The safety record of the MD80 is also not stellar, though this may have more to do with maintenance cost-cutting than with aircraft design. Two of the most horrific U.S. airline accidents, in which passengers endured minutes of shear terror before being disintegrated upon impact, were the Valujet Flight 592 crash (Everglades, May 1996) and the Alaska Flight 261 crash (near Santa Barbara, January 2000). Both of these accident investigations uncovered serious maintenance deficiencies, one involving the jack screw that controls the horizontal stabilizer, and the other involving fire hazards with a defective relay switch.
As for passenger comfort, the MD80 is a mixed bag. The ride inside is pleasantly quiet in the front, far from the rear-mounted engines. But, if you happen to have a seat in the back rows, the noise and vibration is terribly unpleasant, because you are effectively sitting between the two engines.
How does Allegiant save money flying the MD80?
This is not that clear. The aircraft reportedly costs a tenth of what a Boeing 737 costs, so there is that initial cost savings. But, the operational cost is much higher. The most successful U.S. airline today is Southwest, and they use a fleet of 554 Boeing 737’s. Southwest pays more for newer and far more efficient aircraft, and averages more than six flights per day for each aircraft.
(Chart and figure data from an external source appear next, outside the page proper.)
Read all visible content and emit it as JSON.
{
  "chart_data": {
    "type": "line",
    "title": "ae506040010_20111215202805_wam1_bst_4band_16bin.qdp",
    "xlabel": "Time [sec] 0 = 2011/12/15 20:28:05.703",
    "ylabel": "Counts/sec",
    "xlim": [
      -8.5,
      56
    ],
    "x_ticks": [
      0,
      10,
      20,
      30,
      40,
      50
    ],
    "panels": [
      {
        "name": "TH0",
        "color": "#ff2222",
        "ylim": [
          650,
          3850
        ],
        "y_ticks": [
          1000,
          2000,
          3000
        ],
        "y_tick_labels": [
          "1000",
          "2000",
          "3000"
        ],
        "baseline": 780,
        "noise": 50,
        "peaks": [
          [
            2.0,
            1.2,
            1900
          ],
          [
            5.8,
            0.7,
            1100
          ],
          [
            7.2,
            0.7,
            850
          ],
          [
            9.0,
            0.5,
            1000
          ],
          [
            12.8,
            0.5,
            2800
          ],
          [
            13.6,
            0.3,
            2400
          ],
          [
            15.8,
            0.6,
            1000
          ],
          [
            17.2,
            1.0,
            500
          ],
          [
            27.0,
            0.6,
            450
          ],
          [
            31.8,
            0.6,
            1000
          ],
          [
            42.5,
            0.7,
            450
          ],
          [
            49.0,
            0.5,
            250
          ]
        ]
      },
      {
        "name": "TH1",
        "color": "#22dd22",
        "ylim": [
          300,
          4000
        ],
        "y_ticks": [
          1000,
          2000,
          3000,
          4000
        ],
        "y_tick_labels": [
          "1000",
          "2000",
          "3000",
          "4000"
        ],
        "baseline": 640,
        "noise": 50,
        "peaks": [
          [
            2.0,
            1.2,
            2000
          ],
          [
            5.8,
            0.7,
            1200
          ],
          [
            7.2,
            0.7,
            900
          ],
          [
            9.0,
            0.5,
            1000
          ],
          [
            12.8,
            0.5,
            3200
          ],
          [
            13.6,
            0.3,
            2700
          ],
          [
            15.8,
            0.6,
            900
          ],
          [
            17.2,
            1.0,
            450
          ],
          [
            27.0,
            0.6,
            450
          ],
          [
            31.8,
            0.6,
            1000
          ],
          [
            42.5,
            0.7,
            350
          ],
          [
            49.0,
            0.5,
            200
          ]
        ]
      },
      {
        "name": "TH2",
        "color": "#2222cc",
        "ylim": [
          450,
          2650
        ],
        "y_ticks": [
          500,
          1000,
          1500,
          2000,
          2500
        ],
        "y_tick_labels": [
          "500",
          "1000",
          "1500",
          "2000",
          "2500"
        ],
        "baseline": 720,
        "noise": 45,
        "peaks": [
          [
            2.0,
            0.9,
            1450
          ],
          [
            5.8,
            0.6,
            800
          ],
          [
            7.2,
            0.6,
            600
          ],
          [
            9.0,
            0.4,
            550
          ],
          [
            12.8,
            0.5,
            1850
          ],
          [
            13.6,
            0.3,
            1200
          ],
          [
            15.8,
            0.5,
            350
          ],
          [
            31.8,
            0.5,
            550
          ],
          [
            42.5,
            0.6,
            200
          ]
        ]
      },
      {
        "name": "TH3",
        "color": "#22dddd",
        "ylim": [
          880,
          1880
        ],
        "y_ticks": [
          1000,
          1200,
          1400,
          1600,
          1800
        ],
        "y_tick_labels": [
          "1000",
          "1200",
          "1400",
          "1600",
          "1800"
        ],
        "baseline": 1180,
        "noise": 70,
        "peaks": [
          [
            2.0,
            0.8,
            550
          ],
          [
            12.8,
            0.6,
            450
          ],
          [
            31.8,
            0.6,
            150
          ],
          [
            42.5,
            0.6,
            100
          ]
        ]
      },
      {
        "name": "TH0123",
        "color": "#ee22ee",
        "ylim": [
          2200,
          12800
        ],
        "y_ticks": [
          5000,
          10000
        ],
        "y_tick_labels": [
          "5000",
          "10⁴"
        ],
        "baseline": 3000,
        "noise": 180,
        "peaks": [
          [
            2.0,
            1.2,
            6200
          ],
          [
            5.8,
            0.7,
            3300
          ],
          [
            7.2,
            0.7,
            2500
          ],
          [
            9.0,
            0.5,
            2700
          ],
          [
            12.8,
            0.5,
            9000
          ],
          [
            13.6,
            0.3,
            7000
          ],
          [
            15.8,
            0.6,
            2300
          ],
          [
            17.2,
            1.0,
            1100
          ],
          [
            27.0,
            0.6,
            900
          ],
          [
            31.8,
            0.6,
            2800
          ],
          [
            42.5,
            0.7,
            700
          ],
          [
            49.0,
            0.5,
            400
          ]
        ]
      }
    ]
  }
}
In contrast, Allegiant averages just two or three flights per day for their MD80 fleet. Perhaps the real savings is in the fact that Allegiant can buy these ‘MD80 used car units’ outright, and the airline is thus not saddled with leasing costs. [article]
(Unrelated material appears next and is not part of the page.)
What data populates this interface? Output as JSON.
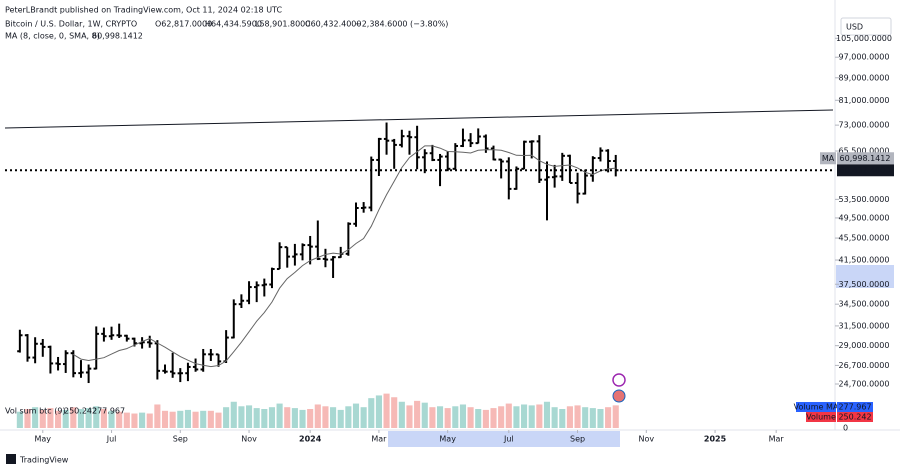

Does FAA do anything to discourage use of the MD80?
In a word, ‘No’. In fact, quite the opposite. FAA (as well as DoT Secretary Federico Pena) was a huge cheerleader for Valujet, and it appears FAA is still overly supportive of low-cost, cut-rate airlines.
For example, FAA puts pressure on airport authorities to accommodate the airlines using the MD80. In 2008, Allegiant approached the airport authority at Paine Field in Everett, WA, to discuss starting two roundtrips per week between Everett and Las Vegas. Local officials quickly rejected the proposal. “We’re still very opposed to commercial air service,” said Christopher Schwarzen, spokesman for County Executive Aaron Reardon. “We don’t think it fits with the surrounding community.” FAA then issued a letter warning that the airport authority must negotiate with Allegiant, because of the $57 Million in airport grants received since 1945. In that letter to airport director David Waggoner, Seattle Airports District Office Manager Carol Key said, “Failure to negotiate in good faith may subject the County to an enforcement action” and could put continued receipt of federal funding at risk.
Nor is FAA doing anything to discourage use of the MD80 at small airports near the Canadian border, such as Bellingham, WA, Niagara, NY, and Plattsburgh, NY. As a consequence, passengers who would more efficiently catch flights out of Vancouver, Toronto or Montreal, save some money by spending time and gas on long commutes across the border. The environment suffers (in CO2 from the MD80’s, as well as from the excessive airport commute distances), and the Canadian aviation system has its operating funds siphoned away.
So, in the big picture, the MD80 is a gas-hog and the worst performing aircraft today, in U.S. passenger aviation. And, FAA has a great opportunity here, to help the environment, as well as airport neighbors.